だが、隠遁の森においては、自然の暴力を前にして、我が精神はどこにも逃げられん。服従あるのみか。それとも、ヴォルテールが地震に反抗したように、自然の残忍な仕打ちに人間の意地を示すべきか。

森はおそろしいうなり声をあげる。葉は枯れ落ち、木々は色を失い、森は冷気を孕み、凄惨な形相でせまってくる。あの凍てつく風が怖ろしい。あの豪雨が、あの吹雪がおそろしい。俺は果たしていきのびられるのか?森にひとり、このボロ小屋で、冬を越せるか?

 

手足の感覚はなくなり、飢えが精神を蝕む。温かい部屋と快適な暮らしは、自然に対する人類の名誉ある勝利だったのか?人間の文明の進歩をもっと崇めるべきだったろうか?
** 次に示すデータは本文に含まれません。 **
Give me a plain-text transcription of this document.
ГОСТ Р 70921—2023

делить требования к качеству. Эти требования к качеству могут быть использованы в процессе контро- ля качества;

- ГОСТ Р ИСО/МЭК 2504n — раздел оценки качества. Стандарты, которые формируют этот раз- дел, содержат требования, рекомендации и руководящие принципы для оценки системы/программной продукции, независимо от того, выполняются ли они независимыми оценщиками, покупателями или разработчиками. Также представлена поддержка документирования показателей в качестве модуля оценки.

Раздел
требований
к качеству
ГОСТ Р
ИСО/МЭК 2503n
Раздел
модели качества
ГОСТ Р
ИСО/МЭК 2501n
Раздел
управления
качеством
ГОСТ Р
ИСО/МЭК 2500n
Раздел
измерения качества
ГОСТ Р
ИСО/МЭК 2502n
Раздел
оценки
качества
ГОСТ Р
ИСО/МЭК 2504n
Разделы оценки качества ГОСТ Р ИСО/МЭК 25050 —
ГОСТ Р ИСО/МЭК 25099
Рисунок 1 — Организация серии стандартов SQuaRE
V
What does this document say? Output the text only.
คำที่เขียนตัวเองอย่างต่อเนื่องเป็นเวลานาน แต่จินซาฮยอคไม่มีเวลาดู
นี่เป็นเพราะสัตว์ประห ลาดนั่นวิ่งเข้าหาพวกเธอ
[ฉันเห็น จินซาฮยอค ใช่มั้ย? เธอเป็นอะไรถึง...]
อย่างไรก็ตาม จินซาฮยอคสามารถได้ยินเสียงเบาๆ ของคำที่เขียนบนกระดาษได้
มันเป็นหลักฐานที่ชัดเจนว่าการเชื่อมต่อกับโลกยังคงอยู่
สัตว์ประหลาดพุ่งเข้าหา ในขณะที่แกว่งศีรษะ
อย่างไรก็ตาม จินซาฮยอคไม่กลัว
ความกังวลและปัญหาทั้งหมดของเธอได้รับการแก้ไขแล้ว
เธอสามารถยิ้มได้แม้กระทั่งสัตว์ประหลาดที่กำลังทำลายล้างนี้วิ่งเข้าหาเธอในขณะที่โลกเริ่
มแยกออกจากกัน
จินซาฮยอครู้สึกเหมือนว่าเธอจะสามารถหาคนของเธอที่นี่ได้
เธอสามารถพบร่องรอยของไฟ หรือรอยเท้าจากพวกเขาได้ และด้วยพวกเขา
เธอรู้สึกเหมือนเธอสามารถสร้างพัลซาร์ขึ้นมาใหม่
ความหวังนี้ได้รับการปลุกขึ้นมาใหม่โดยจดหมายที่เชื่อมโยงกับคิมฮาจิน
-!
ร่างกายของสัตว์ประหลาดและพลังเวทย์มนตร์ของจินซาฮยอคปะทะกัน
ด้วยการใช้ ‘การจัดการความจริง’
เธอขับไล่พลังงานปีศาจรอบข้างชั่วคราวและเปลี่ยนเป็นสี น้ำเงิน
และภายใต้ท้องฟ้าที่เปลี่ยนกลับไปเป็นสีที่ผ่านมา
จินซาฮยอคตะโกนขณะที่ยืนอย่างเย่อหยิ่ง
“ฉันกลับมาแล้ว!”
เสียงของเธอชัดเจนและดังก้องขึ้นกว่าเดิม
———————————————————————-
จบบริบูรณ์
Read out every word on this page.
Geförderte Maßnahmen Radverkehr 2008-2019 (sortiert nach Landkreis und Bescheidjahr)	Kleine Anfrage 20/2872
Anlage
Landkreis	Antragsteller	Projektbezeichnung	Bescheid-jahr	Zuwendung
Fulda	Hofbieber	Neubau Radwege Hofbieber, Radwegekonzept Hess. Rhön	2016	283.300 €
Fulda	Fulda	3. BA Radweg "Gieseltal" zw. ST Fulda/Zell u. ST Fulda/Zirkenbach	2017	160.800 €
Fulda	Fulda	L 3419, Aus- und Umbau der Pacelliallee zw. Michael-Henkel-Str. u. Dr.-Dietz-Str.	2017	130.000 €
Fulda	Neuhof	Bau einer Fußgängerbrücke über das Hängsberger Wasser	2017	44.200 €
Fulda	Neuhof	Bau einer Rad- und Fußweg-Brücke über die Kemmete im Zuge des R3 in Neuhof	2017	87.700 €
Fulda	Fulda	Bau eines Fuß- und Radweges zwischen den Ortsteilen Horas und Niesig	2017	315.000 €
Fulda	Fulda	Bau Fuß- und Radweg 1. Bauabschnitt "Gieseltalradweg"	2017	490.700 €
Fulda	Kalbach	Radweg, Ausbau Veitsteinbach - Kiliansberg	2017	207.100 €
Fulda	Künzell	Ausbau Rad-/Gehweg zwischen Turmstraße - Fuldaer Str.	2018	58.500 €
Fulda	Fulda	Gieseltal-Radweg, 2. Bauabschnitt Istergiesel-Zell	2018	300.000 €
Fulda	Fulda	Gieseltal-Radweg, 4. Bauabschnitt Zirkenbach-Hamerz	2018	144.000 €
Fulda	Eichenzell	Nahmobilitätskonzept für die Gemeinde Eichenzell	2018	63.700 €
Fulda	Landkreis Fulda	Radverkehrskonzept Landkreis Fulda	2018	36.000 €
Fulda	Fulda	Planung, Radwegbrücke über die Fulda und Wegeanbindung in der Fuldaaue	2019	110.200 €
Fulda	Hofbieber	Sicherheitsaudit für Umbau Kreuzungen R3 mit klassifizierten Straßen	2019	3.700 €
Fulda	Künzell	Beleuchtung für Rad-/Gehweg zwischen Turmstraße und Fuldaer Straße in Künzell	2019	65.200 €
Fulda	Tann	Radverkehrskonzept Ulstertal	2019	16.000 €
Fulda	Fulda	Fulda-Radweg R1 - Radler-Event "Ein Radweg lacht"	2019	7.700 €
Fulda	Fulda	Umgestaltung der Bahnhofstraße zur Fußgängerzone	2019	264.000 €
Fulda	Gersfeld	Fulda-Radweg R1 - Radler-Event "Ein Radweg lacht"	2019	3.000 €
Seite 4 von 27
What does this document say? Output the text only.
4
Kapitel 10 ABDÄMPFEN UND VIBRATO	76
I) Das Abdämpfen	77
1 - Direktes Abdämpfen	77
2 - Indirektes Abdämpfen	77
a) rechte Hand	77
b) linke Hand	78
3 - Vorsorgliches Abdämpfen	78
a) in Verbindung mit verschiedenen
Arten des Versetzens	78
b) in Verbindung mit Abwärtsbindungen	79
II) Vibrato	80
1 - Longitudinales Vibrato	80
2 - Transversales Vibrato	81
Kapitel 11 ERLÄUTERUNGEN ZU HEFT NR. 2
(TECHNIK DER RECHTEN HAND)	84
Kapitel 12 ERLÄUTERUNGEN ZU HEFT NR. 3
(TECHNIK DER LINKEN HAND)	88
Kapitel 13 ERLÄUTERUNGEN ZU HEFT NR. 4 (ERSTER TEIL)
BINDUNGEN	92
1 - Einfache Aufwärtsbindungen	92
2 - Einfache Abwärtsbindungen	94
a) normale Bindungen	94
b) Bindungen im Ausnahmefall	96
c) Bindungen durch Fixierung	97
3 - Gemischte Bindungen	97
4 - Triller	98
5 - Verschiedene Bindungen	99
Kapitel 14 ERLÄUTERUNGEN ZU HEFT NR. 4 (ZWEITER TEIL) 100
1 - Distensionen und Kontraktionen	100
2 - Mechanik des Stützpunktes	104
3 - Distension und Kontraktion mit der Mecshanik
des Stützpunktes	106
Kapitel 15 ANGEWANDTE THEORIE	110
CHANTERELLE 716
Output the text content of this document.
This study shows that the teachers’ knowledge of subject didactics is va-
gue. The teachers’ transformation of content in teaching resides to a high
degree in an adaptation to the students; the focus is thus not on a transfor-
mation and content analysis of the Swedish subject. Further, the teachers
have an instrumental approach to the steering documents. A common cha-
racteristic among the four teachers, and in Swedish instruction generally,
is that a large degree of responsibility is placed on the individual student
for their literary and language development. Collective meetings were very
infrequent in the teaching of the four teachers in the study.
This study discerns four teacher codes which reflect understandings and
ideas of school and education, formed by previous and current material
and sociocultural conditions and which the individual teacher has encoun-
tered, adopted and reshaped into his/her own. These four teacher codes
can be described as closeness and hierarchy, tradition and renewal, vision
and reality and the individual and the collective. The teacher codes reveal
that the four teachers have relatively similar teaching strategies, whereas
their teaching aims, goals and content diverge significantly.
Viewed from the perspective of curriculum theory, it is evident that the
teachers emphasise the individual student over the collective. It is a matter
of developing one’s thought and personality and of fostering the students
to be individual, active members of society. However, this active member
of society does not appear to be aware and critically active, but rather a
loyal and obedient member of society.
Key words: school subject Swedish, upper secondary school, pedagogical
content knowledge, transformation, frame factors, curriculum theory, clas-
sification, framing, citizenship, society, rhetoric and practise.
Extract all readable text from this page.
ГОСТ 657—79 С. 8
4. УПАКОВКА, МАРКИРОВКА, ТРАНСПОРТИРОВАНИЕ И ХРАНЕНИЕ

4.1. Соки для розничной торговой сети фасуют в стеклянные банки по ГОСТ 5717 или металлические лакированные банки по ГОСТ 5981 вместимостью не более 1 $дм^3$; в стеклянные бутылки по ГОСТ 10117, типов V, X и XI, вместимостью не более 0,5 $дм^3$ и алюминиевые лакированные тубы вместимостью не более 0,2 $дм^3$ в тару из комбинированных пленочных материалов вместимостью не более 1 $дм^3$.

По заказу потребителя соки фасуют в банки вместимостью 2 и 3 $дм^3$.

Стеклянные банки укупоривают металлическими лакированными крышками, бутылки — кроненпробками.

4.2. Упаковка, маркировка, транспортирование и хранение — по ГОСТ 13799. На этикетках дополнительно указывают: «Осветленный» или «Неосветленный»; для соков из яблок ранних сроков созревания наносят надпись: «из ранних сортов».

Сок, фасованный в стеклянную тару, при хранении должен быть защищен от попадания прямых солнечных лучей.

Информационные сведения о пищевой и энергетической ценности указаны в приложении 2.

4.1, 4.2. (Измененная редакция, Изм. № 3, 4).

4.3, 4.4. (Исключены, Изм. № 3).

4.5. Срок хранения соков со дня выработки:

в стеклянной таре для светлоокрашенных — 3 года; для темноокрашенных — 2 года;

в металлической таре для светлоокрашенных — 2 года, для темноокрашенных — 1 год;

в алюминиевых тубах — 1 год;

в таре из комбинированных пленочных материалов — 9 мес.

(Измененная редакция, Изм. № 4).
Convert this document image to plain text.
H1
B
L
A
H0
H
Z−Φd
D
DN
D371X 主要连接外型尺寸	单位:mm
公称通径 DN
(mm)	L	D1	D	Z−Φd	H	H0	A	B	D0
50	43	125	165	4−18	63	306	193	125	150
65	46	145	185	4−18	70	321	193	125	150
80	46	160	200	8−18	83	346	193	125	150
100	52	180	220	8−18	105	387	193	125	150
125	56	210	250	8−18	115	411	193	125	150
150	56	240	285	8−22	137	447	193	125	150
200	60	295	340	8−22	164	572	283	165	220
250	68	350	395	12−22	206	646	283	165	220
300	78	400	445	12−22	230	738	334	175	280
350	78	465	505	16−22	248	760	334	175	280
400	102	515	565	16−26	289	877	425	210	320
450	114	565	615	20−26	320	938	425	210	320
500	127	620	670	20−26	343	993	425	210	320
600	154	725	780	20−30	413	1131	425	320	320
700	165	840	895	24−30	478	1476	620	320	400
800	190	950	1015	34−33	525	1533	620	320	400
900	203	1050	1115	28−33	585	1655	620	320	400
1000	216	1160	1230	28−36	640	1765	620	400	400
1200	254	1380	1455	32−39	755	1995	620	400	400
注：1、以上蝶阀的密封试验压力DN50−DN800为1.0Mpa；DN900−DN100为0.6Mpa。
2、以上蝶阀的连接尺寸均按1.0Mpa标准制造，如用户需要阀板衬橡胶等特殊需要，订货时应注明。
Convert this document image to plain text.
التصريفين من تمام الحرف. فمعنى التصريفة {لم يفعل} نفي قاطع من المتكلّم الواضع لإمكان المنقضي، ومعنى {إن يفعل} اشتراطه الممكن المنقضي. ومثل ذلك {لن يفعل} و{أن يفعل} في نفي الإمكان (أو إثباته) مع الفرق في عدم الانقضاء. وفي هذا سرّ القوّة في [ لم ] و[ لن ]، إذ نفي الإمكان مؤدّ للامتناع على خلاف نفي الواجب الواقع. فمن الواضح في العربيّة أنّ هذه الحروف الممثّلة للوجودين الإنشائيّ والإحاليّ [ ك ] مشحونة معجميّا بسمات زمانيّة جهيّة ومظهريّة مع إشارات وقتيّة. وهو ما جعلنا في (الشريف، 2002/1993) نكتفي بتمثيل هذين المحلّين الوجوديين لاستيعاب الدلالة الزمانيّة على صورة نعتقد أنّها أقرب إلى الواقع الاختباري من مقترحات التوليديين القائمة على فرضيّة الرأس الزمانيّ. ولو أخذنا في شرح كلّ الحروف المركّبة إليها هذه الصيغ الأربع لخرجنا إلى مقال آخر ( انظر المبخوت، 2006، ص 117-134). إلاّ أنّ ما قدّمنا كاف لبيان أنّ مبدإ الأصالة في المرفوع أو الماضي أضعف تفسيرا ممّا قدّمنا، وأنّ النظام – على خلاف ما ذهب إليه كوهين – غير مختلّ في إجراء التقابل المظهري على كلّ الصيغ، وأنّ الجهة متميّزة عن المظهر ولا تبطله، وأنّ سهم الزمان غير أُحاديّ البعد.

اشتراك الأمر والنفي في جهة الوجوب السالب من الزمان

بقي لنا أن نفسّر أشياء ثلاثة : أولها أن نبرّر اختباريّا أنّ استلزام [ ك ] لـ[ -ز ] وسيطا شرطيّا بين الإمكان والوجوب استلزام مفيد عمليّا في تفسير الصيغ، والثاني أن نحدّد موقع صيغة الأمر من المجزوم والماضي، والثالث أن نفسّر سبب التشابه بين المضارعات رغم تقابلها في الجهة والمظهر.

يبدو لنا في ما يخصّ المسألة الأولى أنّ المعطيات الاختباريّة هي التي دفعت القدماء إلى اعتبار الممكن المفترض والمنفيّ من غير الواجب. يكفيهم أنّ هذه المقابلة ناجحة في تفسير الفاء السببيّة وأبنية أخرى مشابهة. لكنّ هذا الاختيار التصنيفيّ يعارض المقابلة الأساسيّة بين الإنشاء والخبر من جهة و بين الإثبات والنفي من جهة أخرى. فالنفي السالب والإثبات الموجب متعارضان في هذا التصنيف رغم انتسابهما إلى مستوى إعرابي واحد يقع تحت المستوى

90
自然に癒しを求めるとは、なんとも文明人らしい嗜みだ。文明の力を失えば、自然はその暴力をあらわにする。わたしは四大と戦っているのだ。

 

精神は蝕まれ、このままでは自然の暴力にやられてしまいそうだ。文明の力を失うことがこんなにも心細いとは。だが、文明の力のなかでも、もっとも原始的な力である「火」だけは使える。これがどんなに私の心を慰めてくれるだろう。今はこれに救いをもとめるのだ。原始的で、人類の根源たる、素朴な力。

 

トーマス・マンの「魔の山」を読み続ける日がつづく。こうした自然観なるものも、次第に叩き上げられていくだろう。今は、文明を手放し、原点に立ち返り哲学をすすめよう。

 

【書物の海 #37】魔の山, トーマス・マン

「そのとき、ヴォルテールはそれに反抗したのです」

「とおっしゃいますと・・・・・・どういうことでしょうか。その反抗というのは」

「さよう、反抗です。ヴォルテールは、そういう残忍な運命と事実を甘受すること、それに屈服することを拒否したのです。この繁華な都市の四分の三と、幾千という人命を破壊した自然の忌むべき暴虐に対して、彼は精神と理性の名において抗議したのです。

(中略)

これこそ自然に対する精神の敵意、誇らしき不信任、自然とその悪しき非理性的暴力に対しての批評精神の高邁なる主張でなくてなでありましょうか。」